First of all, start Jupyter container with PredictionIO environment:
docker-compose -f docker-compose.jupyter.yml \
-f pgsql/docker-compose.base.yml \
-f pgsql/docker-compose.meta.yml \
-f pgsql/docker-compose.event.yml \
-f pgsql/docker-compose.model.yml \
up
The above command prints a token to the console as below.

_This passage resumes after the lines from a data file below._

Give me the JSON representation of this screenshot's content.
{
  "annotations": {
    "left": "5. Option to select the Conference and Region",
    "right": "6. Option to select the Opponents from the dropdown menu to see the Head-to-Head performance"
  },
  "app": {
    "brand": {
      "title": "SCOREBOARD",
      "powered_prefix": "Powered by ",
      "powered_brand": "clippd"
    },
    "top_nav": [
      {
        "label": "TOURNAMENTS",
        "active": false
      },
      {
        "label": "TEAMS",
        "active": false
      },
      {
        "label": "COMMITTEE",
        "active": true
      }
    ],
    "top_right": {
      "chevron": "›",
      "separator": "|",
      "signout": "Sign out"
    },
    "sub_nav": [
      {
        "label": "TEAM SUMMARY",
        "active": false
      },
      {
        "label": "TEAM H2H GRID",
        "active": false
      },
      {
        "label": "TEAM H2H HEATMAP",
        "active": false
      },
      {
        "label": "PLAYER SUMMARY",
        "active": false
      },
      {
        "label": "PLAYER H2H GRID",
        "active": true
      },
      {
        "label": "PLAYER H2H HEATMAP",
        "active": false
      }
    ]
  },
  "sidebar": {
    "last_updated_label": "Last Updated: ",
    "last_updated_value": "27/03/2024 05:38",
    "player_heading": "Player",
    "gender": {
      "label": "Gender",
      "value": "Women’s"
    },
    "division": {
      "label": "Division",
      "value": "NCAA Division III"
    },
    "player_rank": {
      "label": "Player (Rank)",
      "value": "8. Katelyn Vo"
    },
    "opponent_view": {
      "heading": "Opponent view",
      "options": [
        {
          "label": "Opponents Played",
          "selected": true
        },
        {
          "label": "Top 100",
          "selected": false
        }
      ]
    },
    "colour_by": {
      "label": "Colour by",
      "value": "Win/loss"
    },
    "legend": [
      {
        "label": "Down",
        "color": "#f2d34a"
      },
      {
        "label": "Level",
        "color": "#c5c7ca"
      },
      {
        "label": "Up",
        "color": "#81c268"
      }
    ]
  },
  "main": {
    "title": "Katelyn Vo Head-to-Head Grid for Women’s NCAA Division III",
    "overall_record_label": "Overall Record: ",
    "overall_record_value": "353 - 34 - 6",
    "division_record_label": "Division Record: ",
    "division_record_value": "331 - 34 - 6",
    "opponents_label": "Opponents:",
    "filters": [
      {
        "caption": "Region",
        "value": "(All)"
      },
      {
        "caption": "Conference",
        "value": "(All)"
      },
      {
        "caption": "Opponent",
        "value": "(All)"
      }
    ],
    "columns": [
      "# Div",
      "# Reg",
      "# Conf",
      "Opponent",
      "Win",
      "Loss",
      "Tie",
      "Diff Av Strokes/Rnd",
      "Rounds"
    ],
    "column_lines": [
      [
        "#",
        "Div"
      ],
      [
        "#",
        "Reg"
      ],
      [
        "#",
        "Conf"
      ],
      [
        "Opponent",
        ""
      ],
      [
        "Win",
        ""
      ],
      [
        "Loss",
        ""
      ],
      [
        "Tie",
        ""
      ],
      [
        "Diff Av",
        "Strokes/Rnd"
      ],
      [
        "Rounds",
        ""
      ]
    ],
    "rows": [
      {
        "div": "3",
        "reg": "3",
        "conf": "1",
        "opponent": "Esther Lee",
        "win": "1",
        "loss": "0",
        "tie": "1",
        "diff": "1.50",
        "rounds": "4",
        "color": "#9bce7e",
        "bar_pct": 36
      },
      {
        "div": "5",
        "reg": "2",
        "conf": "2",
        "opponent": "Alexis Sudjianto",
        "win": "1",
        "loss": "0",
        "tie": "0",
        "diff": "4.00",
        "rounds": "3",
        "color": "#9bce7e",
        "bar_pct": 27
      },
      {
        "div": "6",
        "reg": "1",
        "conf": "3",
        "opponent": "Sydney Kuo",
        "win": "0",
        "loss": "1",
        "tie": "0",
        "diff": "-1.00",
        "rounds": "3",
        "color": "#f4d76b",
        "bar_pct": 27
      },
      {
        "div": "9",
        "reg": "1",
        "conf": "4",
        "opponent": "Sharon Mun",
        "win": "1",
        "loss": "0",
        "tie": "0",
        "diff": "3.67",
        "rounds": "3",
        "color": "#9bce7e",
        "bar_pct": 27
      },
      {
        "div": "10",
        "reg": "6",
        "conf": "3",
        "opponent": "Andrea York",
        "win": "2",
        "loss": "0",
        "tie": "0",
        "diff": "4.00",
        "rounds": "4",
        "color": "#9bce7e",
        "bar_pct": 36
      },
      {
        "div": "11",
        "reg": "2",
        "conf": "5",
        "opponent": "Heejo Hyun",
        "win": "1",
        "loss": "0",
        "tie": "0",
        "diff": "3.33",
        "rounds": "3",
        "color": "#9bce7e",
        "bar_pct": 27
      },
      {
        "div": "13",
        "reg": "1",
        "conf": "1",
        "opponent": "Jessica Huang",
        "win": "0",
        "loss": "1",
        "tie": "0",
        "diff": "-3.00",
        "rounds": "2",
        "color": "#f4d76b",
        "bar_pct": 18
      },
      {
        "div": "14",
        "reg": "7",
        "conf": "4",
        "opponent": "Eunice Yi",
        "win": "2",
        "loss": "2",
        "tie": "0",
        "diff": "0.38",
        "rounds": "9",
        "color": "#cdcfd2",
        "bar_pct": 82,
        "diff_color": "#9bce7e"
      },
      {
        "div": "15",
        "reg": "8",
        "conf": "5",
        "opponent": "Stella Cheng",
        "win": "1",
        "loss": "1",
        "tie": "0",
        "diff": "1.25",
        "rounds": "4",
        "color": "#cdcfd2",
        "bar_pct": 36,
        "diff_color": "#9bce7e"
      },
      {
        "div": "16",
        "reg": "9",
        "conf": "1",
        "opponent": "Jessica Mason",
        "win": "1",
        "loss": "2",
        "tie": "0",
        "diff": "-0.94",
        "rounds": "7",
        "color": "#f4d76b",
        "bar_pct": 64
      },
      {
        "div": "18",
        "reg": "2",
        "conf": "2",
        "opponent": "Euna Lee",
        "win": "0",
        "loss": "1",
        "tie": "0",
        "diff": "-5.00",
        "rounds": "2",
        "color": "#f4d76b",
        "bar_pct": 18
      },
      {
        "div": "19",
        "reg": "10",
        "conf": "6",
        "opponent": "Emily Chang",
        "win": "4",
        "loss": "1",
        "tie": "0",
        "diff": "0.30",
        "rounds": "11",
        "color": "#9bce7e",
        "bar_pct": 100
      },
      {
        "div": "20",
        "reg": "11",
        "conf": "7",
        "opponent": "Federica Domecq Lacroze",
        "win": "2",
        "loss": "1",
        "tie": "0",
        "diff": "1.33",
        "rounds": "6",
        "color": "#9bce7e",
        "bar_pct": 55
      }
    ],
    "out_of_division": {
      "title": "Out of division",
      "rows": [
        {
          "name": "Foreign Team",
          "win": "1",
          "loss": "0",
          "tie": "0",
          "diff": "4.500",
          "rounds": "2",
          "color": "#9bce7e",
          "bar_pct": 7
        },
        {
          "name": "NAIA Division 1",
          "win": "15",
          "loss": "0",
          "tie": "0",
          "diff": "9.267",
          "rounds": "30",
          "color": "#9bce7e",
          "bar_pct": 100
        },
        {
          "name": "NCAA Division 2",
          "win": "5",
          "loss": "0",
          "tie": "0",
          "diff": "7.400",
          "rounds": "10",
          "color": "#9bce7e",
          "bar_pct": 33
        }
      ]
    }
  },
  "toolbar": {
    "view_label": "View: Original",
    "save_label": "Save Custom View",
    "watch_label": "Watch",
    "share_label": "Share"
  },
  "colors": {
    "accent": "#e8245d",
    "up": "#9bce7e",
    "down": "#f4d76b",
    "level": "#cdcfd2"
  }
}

pio_1 | http://(3aaf67361022 or 127.0.0.1):8888/?token=e87a634b4ab7e2c8bcd86aea9def3eb48183c043eac86f3e
Open http://127.0.0.1:8888/
, type the token, and then open a new terminal in Jupyter from New
pulldown button.
Clone a template using Git:
cd templates/
git clone https://github.com/apache/predictionio-template-recommender.git
cd predictionio-template-recommender/
Replace a name with MyApp1
.
sed -i "s/INVALID_APP_NAME/MyApp1/" engine.json
Using pio command, register a new application as MyApp1
.
pio app new MyApp1
This command prints an access key as below.
[INFO] [Pio$] Access Key: bbe8xRHN1j3Sa8WeAT8TSxt5op3lUqhvXmKY1gLRjg70K-DUhHIJJ0-UzgKumxGm
Set it to an environment variable ACCESS_KEY
.
ACCESS_KEY=bbe8xRHN1j3Sa8WeAT8TSxt5op3lUqhvXmKY1gLRjg70K-DUhHIJJ0-UzgKumxGm
Download trainging data and import them to PredictionIO Event server.
curl https://raw.githubusercontent.com/apache/spark/master/data/mllib/sample_movielens_data.txt --create-dirs -o data/sample_movielens_data.txt
python data/import_eventserver.py --access_key $ACCESS_KEY
Build your template by the following command:
pio build --verbose
To create a model, run:
pio train
Clone a template using Git:
cd templates/
git clone https://github.com/jpioug/predictionio-template-iris.git
predictionio-template-iris/
Using pio command, register a new application as IrisApp
.
pio app new --access-key IRIS_TOKEN IrisApp
Download trainging data and import them to PredictionIO Event server.
python data/import_eventserver.py
Build your template by the following command:
pio build --verbose
To do data analysis, open templates/predictionio-template-iris/eda.ipynb
on Jupyter.
You need to clear the following environment variables in the terminal before executing pio train
.
unset PYSPARK_PYTHON
unset PYSPARK_DRIVER_PYTHON
unset PYSPARK_DRIVER_PYTHON_OPTS
To create a model, run:
pio train --main-py-file train.py